Beberapa orang yang memerhatikan fenomena ini mulai beraksi. Pemerhati anak kak seto memprihatikan kondisi kejiwaan Ponari serta hak-hak ponari yang hilang karena ia sibuk dengan mengobati orang-orang. Kehilangan kesempatan bermain, berkembang dan bersekolah. Pemerhati lain mekhawatirkan eksploitasi berlebihan terhadap ponari oleh orang-orang dewasa di sekitarnya. Beberapa Dai mencemaskan kepada rentannya fenomena ini terhadap perbuatan sirik dan musyrik.

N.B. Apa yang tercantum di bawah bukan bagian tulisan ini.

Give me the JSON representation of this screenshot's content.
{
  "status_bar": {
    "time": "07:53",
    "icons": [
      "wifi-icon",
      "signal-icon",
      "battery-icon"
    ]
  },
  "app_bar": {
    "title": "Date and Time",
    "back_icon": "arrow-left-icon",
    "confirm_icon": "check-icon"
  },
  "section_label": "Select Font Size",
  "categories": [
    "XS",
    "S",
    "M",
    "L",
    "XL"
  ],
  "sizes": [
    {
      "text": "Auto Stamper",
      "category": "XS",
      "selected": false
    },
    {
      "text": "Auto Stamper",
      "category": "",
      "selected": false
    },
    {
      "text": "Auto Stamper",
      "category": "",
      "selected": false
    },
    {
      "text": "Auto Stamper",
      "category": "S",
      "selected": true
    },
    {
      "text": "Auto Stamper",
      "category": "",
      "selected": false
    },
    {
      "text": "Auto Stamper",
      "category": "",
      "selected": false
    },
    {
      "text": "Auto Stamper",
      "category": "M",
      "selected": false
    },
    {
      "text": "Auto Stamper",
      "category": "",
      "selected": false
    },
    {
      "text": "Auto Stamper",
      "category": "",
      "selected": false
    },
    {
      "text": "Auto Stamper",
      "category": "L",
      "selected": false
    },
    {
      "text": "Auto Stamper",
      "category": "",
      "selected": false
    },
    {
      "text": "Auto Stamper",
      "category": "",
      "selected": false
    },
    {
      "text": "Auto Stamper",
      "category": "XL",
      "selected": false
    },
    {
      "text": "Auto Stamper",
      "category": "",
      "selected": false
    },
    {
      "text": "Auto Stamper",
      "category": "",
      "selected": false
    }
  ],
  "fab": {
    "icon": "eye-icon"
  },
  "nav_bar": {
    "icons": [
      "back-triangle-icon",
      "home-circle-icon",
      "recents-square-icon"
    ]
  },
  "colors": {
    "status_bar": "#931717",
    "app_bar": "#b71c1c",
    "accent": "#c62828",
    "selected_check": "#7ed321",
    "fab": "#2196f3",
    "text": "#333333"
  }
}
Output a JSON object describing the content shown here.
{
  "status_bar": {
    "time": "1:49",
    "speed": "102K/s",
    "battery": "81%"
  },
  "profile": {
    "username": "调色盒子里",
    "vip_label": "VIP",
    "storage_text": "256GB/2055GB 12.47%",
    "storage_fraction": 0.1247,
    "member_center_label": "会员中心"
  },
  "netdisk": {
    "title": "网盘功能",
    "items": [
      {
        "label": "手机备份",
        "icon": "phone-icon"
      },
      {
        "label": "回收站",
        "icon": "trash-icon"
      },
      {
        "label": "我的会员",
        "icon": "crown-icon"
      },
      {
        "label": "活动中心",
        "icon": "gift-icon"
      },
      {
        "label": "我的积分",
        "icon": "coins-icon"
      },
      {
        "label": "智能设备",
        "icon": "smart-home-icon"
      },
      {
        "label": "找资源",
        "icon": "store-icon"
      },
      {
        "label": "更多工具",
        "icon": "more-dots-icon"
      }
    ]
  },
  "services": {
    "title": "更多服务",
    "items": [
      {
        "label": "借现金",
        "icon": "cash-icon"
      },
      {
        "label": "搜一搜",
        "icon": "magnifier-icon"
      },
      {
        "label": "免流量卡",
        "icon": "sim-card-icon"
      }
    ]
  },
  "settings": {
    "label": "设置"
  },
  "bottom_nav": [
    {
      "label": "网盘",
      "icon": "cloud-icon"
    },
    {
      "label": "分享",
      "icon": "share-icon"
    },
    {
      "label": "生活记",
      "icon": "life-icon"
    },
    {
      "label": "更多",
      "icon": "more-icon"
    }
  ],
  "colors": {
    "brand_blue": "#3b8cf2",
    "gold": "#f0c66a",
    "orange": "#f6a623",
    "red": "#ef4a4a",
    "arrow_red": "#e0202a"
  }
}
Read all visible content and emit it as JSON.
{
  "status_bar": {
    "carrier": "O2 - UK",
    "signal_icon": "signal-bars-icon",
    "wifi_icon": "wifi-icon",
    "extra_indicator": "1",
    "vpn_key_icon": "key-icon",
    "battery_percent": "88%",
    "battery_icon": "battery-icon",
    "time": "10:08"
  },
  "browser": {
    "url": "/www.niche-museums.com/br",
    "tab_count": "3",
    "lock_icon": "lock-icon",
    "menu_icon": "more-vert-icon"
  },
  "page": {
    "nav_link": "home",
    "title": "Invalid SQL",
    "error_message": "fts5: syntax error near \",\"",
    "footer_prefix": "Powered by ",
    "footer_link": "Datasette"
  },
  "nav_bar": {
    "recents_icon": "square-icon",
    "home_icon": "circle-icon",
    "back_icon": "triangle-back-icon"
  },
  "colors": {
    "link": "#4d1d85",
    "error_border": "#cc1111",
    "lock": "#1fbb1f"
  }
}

Dan sudah mencari ciri khas indonesia yang latah terhadap sensasi yang ada. Di daerah itu juga, muncul sosok lain bernama Dewi yang mempunyai batu layaknya batu Ponari. Lalu beberapa waktu lalu muncul lagi anak kecil lain bernama Siti Romlah yang punya cerita sama. Kabar lain menyebutkan seorang pria juga menemukan batu sakti yang memanggil dirinya. Apakah itu nyata adanya atau mereka cuma sekedar "ponari-ponarian". Entahlah... Tapi jika melihat bagaimana suksesnya Ponari sekarang, bukan tidak mungkin banyak orang tergiur untuk mencoba peruntungan seperti itu.
Jadi, sampai kapankah fenomena ini berlangsung. Tergantung, tergantung pada semujarab apakah Ponari itu. Jika seiring waktu air celupan Ponari memang terbukti mampu menyembuhkan, maka akan makin banyak dan banyal orang lagi kesana. Tapi jika kemujarabannya mulai diragukan dengan sendirinya orang akan mulai meninggalkannya. Fenomena itu akan hilang dengan sendirinya dan diganti dengan fenomena lainnya. Dan saat itu terjadi Ponari dan sekeluarga sudah dapat santai dan duduk manis meikmati hidup.
entar energi listrik dari petir itu lama kelamaan hilang lho.